As spring so teasingly begins to rear its head, UMW students have one thing on their minds…sex.
As the campus slowly starts to blossom and bloom, the scents of passion begin to permeate the air above campus. And what better way to welcome the new warm weather than some wholesome exercise?
On a campus full of secret passageways, underground tunnels, and more nooks and crannies than you can shake a stick at, it’s important to know where the places on campus to get your Marvin Gaye on.
Alas, fear no more, for I am here to guide you through the top five places on campus to fornicate. And no, you don’t have to thank me.
Take your lover on a trip back through time and surround yourself in the luxurious, spacious Amphitheatre!
Just imagine yourself in the sweet Mediterranean, lounging on a nude beach with you and your exotic mate, not a care in the world but love.
In addition to a wide terrace, larger than any bed on the market, there’s always the possibility of dinner and a show. On occasion, strapping young army personnel enjoy rabble-rousing a little in the Grecian ruins. But don’t worry, they won’t disturb you; they’re only interested on seeing who can pull a column down the fastest.
Nothing like a little danger to get the juices flowing. Hoo-rah.
2. Trinkle Sound Rooms
There is more to Trinkle than meets the one-eyed monster. Not only is it the place to be for classics, religion and philosophy, but it’s also a prime location for a little sexual misconduct.
In one of the rooms on the top floor––you’ll have to do some reconnaissance to find out which––there’s a sound room overlooking theatre-style seating.
To most, it’s simply a sound room, but to the sexually deprived and/or addicted, this is the pot of gold at the end of the rainbow.
Not only will you be in an elevated position of sexual prowess and power, but the room is soundproof. What could be better? Now you can do the nasty and not miss lecture at the same time!
Who knows? The amount of philosophical thought in the air could even lead to a sexually enlightening experience.
3. Simpson Library
Of all the places on campus to find some cozy privacy, the Simpson Library no doubt takes the cake. The sexy cake.
Since talking is discouraged anyway, just get down to business. There are plenty of nooks and crannies, but the tree houses on the third floor are the crème de la crème for that elevated sexual experience.
And from within the glassed-in study rooms, you can be the king and/or queen of the library and can do as you please. Assert your dominance and stake your claim.
If you happen to be a squealer, grab a big slice of sausage pizza from the Eagle’s Nest to keep the moaning to a minimum.
Now you know what really goes on in the third floor.
4. Eagle Landing Rotunda
Now’s the time to get the most out of your hard-earned tuition dollars.

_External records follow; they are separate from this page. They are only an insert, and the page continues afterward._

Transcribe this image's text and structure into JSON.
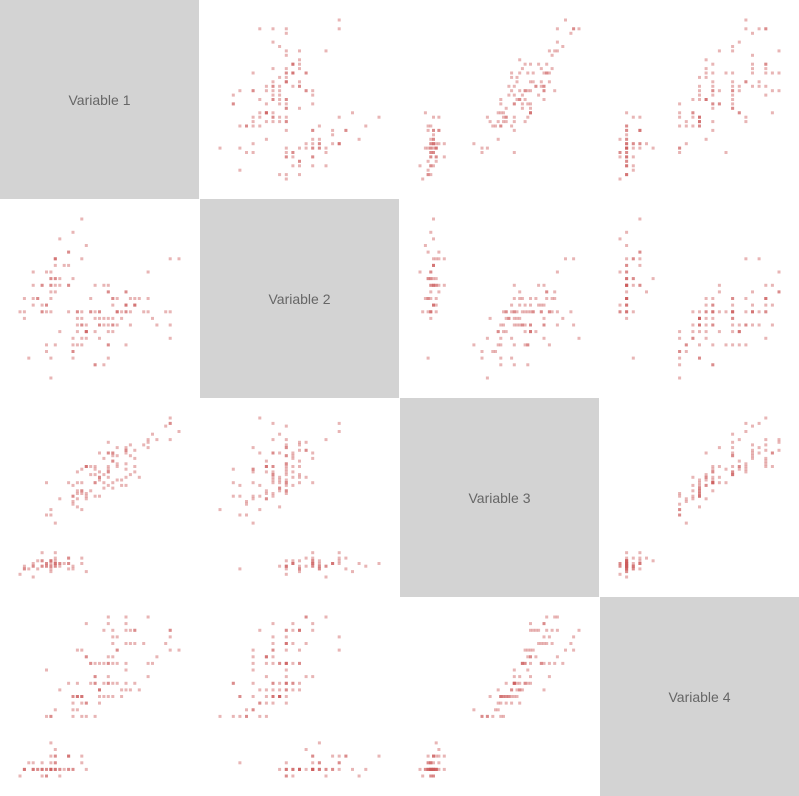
{
  "chart_data": {
    "type": "scatter",
    "title": "",
    "variables": [
      "Variable 1",
      "Variable 2",
      "Variable 3",
      "Variable 4"
    ],
    "diagonal_color": "#d3d3d3",
    "point_color": "#cd5c5c",
    "grid": false,
    "note": "Scatterplot matrix; cell (row i, col j) plots variable j on x vs variable i on y",
    "observations": [
      [
        5.1,
        3.5,
        1.4,
        0.2
      ],
      [
        4.9,
        3.0,
        1.4,
        0.2
      ],
      [
        4.7,
        3.2,
        1.3,
        0.2
      ],
      [
        4.6,
        3.1,
        1.5,
        0.2
      ],
      [
        5.0,
        3.6,
        1.4,
        0.2
      ],
      [
        5.4,
        3.9,
        1.7,
        0.4
      ],
      [
        4.6,
        3.4,
        1.4,
        0.3
      ],
      [
        5.0,
        3.4,
        1.5,
        0.2
      ],
      [
        4.4,
        2.9,
        1.4,
        0.2
      ],
      [
        4.9,
        3.1,
        1.5,
        0.1
      ],
      [
        5.4,
        3.7,
        1.5,
        0.2
      ],
      [
        4.8,
        3.4,
        1.6,
        0.2
      ],
      [
        4.8,
        3.0,
        1.4,
        0.1
      ],
      [
        4.3,
        3.0,
        1.1,
        0.1
      ],
      [
        5.8,
        4.0,
        1.2,
        0.2
      ],
      [
        5.7,
        4.4,
        1.5,
        0.4
      ],
      [
        5.4,
        3.9,
        1.3,
        0.4
      ],
      [
        5.1,
        3.5,
        1.4,
        0.3
      ],
      [
        5.7,
        3.8,
        1.7,
        0.3
      ],
      [
        5.1,
        3.8,
        1.5,
        0.3
      ],
      [
        5.4,
        3.4,
        1.7,
        0.2
      ],
      [
        5.1,
        3.7,
        1.5,
        0.4
      ],
      [
        4.6,
        3.6,
        1.0,
        0.2
      ],
      [
        5.1,
        3.3,
        1.7,
        0.5
      ],
      [
        4.8,
        3.4,
        1.9,
        0.2
      ],
      [
        5.0,
        3.0,
        1.6,
        0.2
      ],
      [
        5.0,
        3.4,
        1.6,
        0.4
      ],
      [
        5.2,
        3.5,
        1.5,
        0.2
      ],
      [
        5.2,
        3.4,
        1.4,
        0.2
      ],
      [
        4.7,
        3.2,
        1.6,
        0.2
      ],
      [
        4.8,
        3.1,
        1.6,
        0.2
      ],
      [
        5.4,
        3.4,
        1.5,
        0.4
      ],
      [
        5.2,
        4.1,
        1.5,
        0.1
      ],
      [
        5.5,
        4.2,
        1.4,
        0.2
      ],
      [
        4.9,
        3.1,
        1.5,
        0.2
      ],
      [
        5.0,
        3.2,
        1.2,
        0.2
      ],
      [
        5.5,
        3.5,
        1.3,
        0.2
      ],
      [
        4.9,
        3.6,
        1.4,
        0.1
      ],
      [
        4.4,
        3.0,
        1.3,
        0.2
      ],
      [
        5.1,
        3.4,
        1.5,
        0.2
      ],
      [
        5.0,
        3.5,
        1.3,
        0.3
      ],
      [
        4.5,
        2.3,
        1.3,
        0.3
      ],
      [
        4.4,
        3.2,
        1.3,
        0.2
      ],
      [
        5.0,
        3.5,
        1.6,
        0.6
      ],
      [
        5.1,
        3.8,
        1.9,
        0.4
      ],
      [
        4.8,
        3.0,
        1.4,
        0.3
      ],
      [
        5.1,
        3.8,
        1.6,
        0.2
      ],
      [
        4.6,
        3.2,
        1.4,
        0.2
      ],
      [
        5.3,
        3.7,
        1.5,
        0.2
      ],
      [
        5.0,
        3.3,
        1.4,
        0.2
      ],
      [
        7.0,
        3.2,
        4.7,
        1.4
      ],
      [
        6.4,
        3.2,
        4.5,
        1.5
      ],
      [
        6.9,
        3.1,
        4.9,
        1.5
      ],
      [
        5.5,
        2.3,
        4.0,
        1.3
      ],
      [
        6.5,
        2.8,
        4.6,
        1.5
      ],
      [
        5.7,
        2.8,
        4.5,
        1.3
      ],
      [
        6.3,
        3.3,
        4.7,
        1.6
      ],
      [
        4.9,
        2.4,
        3.3,
        1.0
      ],
      [
        6.6,
        2.9,
        4.6,
        1.3
      ],
      [
        5.2,
        2.7,
        3.9,
        1.4
      ],
      [
        5.0,
        2.0,
        3.5,
        1.0
      ],
      [
        5.9,
        3.0,
        4.2,
        1.5
      ],
      [
        6.0,
        2.2,
        4.0,
        1.0
      ],
      [
        6.1,
        2.9,
        4.7,
        1.4
      ],
      [
        5.6,
        2.9,
        3.6,
        1.3
      ],
      [
        6.7,
        3.1,
        4.4,
        1.4
      ],
      [
        5.6,
        3.0,
        4.5,
        1.5
      ],
      [
        5.8,
        2.7,
        4.1,
        1.0
      ],
      [
        6.2,
        2.2,
        4.5,
        1.5
      ],
      [
        5.6,
        2.5,
        3.9,
        1.1
      ],
      [
        5.9,
        3.2,
        4.8,
        1.8
      ],
      [
        6.1,
        2.8,
        4.0,
        1.3
      ],
      [
        6.3,
        2.5,
        4.9,
        1.5
      ],
      [
        6.1,
        2.8,
        4.7,
        1.2
      ],
      [
        6.4,
        2.9,
        4.3,
        1.3
      ],
      [
        6.6,
        3.0,
        4.4,
        1.4
      ],
      [
        6.8,
        2.8,
        4.8,
        1.4
      ],
      [
        6.7,
        3.0,
        5.0,
        1.7
      ],
      [
        6.0,
        2.9,
        4.5,
        1.5
      ],
      [
        5.7,
        2.6,
        3.5,
        1.0
      ],
      [
        5.5,
        2.4,
        3.8,
        1.1
      ],
      [
        5.5,
        2.4,
        3.7,
        1.0
      ],
      [
        5.8,
        2.7,
        3.9,
        1.2
      ],
      [
        6.0,
        2.7,
        5.1,
        1.6
      ],
      [
        5.4,
        3.0,
        4.5,
        1.5
      ],
      [
        6.0,
        3.4,
        4.5,
        1.6
      ],
      [
        6.7,
        3.1,
        4.7,
        1.5
      ],
      [
        6.3,
        2.3,
        4.4,
        1.3
      ],
      [
        5.6,
        3.0,
        4.1,
        1.3
      ],
      [
        5.5,
        2.5,
        4.0,
        1.3
      ],
      [
        5.5,
        2.6,
        4.4,
        1.2
      ],
      [
        6.1,
        3.0,
        4.6,
        1.4
      ],
      [
        5.8,
        2.6,
        4.0,
        1.2
      ],
      [
        5.0,
        2.3,
        3.3,
        1.0
      ],
      [
        5.6,
        2.7,
        4.2,
        1.3
      ],
      [
        5.7,
        3.0,
        4.2,
        1.2
      ],
      [
        5.7,
        2.9,
        4.2,
        1.3
      ],
      [
        6.2,
        2.9,
        4.3,
        1.3
      ],
      [
        5.1,
        2.5,
        3.0,
        1.1
      ],
      [
        5.7,
        2.8,
        4.1,
        1.3
      ],
      [
        6.3,
        3.3,
        6.0,
        2.5
      ],
      [
        5.8,
        2.7,
        5.1,
        1.9
      ],
      [
        7.1,
        3.0,
        5.9,
        2.1
      ],
      [
        6.3,
        2.9,
        5.6,
        1.8
      ],
      [
        6.5,
        3.0,
        5.8,
        2.2
      ],
      [
        7.6,
        3.0,
        6.6,
        2.1
      ],
      [
        4.9,
        2.5,
        4.5,
        1.7
      ],
      [
        7.3,
        2.9,
        6.3,
        1.8
      ],
      [
        6.7,
        2.5,
        5.8,
        1.8
      ],
      [
        7.2,
        3.6,
        6.1,
        2.5
      ],
      [
        6.5,
        3.2,
        5.1,
        2.0
      ],
      [
        6.4,
        2.7,
        5.3,
        1.9
      ],
      [
        6.8,
        3.0,
        5.5,
        2.1
      ],
      [
        5.7,
        2.5,
        5.0,
        2.0
      ],
      [
        5.8,
        2.8,
        5.1,
        2.4
      ],
      [
        6.4,
        3.2,
        5.3,
        2.3
      ],
      [
        6.5,
        3.0,
        5.5,
        1.8
      ],
      [
        7.7,
        3.8,
        6.7,
        2.2
      ],
      [
        7.7,
        2.6,
        6.9,
        2.3
      ],
      [
        6.0,
        2.2,
        5.0,
        1.5
      ],
      [
        6.9,
        3.2,
        5.7,
        2.3
      ],
      [
        5.6,
        2.8,
        4.9,
        2.0
      ],
      [
        7.7,
        2.8,
        6.7,
        2.0
      ],
      [
        6.3,
        2.7,
        4.9,
        1.8
      ],
      [
        6.7,
        3.3,
        5.7,
        2.1
      ],
      [
        7.2,
        3.2,
        6.0,
        1.8
      ],
      [
        6.2,
        2.8,
        4.8,
        1.8
      ],
      [
        6.1,
        3.0,
        4.9,
        1.8
      ],
      [
        6.4,
        2.8,
        5.6,
        2.1
      ],
      [
        7.2,
        3.0,
        5.8,
        1.6
      ],
      [
        7.4,
        2.8,
        6.1,
        1.9
      ],
      [
        7.9,
        3.8,
        6.4,
        2.0
      ],
      [
        6.4,
        2.8,
        5.6,
        2.2
      ],
      [
        6.3,
        2.8,
        5.1,
        1.5
      ],
      [
        6.1,
        2.6,
        5.6,
        1.4
      ],
      [
        7.7,
        3.0,
        6.1,
        2.3
      ],
      [
        6.3,
        3.4,
        5.6,
        2.4
      ],
      [
        6.4,
        3.1,
        5.5,
        1.8
      ],
      [
        6.0,
        3.0,
        4.8,
        1.8
      ],
      [
        6.9,
        3.1,
        5.4,
        2.1
      ],
      [
        6.7,
        3.1,
        5.6,
        2.4
      ],
      [
        6.9,
        3.1,
        5.1,
        2.3
      ],
      [
        5.8,
        2.7,
        5.1,
        1.9
      ],
      [
        6.8,
        3.2,
        5.9,
        2.3
      ],
      [
        6.7,
        3.3,
        5.7,
        2.5
      ],
      [
        6.7,
        3.0,
        5.2,
        2.3
      ],
      [
        6.3,
        2.5,
        5.0,
        1.9
      ],
      [
        6.5,
        3.0,
        5.2,
        2.0
      ],
      [
        6.2,
        3.4,
        5.4,
        2.3
      ],
      [
        5.9,
        3.0,
        5.1,
        1.8
      ]
    ]
  }
}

Just grab your main squeeze, a bottle of Jameson, and cozy up next to the warm fire in the Eagle Landing Rotunda. Not only do you have a killer view of Route 1, you have copious amounts of university furniture to fornicate on, crafted with the most care a convict could offer.
Plus, contrary to popular belief, the Eagle Landing Rotunda is actually the official UMW temple for Aphrodite, the Greek goddess of love. So send up a burning offering of sexual passion to the goddess that started it all.
Worst case scenario: an RA discovers your sexual orgy and asks to join.
Best case scenario: Aphrodite herself graces you with her presence and blesses you with the condom that never breaks and instantly triggers infinitesimal orgasms every time you scream “Landon!”
If you thought you knew what an orgasm felt like before, you were severely mistaken. So hurry over to Eagle Landing, make your sexual offering, and discover the mysterious pleasure to be had in the word “Landon.”
5. Hurley’s Desk
Ah, this is where all the business really gets done. Just swipe those papers off the desk, hike up that skirt, and play the best damn skin flute you can.
While doing the dirty, you might as well take some time and go over a few legal documents. Feel free to make changes where necessary, because a little white out never hurt nobody. After all, students are supposed to be a part of our University’s decision process right?
It is your collegiate duty to leave your mark on campus and why not do it on some documents that’ll forever shape the future of our school?
As long as Hurley doesn’t decide to revisit those crazy disco days and install black lights in the workroom you’re in the clear.
So work on crossing those T’s and dotting those I’s and see just how influential the student body can be.
Now that you have some direction, go out and make the most of these wonderful passion pits so graciously placed around our campus.
But remember, fornicating in public can be a crime, so make sure whoever you’re doing the dirty with ain’t no chump. After all, the men in prison are a lot more sexually deprived than you.